To top it off, mental illness has a stigma, especially in the Black community where historically, seeking help for mental or emotional problems is seen as a sign of weakness. Dr. Yasser A. Payne, asst. professor of Black American Studies at University of Delaware, is not quick to write off rappers’ instability with the stigma. “’Mental illness’ is strong language – I would argue the mind is ‘challenged,’ and the mind and spirit have adapted to traumatic events,” he told AllHipHop.

“Also, it’s difficult to capture to what extent Black youth and, in particular, street life-oriented Black men are challenged with Post Traumatic Stress Disorder (PTSD), given that Black men have the highest turnover rate in therapy – something like a 90% turnover rate,” he noted. Dr. Payne, who has studied the complex lives of urban Black men, added that many rappers, like other Black men growing up in the streets, can suffer from the same PTSD effects as soldiers returning from a war-zone.

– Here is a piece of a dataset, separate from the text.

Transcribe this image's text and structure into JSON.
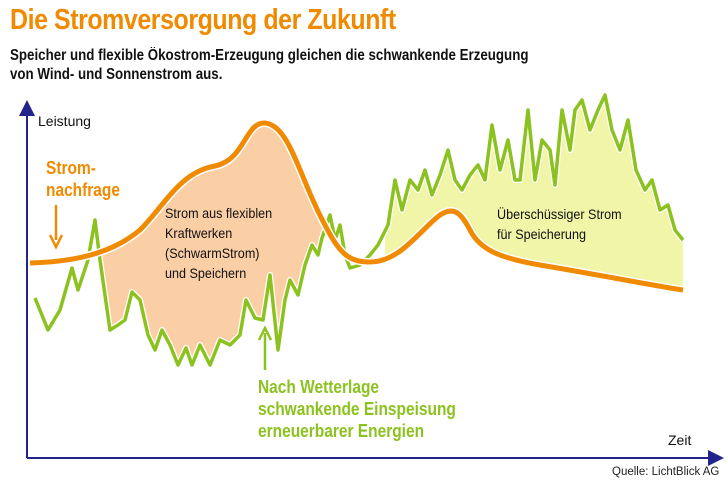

“PTSD is vastly unstudied in the context of street life-oriented Black men, and may be the way to understand mental health in this population,” he said. “Dr. Joy DeGruy Leary, a social work scholar is pretty popular for coining the term ‘Post Traumatic Slave Syndrome,’ which underscores how exposure to violence and other forms of urban stressors have deeply impacted the psyches, attitudes, and behaviors of Black youth.“

Whether it’s from industry pressure, an undiagnosed problem, or growing up fatherless in drug and crime-infested neighborhoods, something does seem to be going wrong in the minds of rappers at a higher rate these days. Awareness and therapy are keys to managing their issues. Ironically, in the zany world of Hip-Hop, rapper meltdowns sometimes lead to critically acclaimed, platinum-selling albums like Kanye’s Beautiful Dark Twisted Fantasy.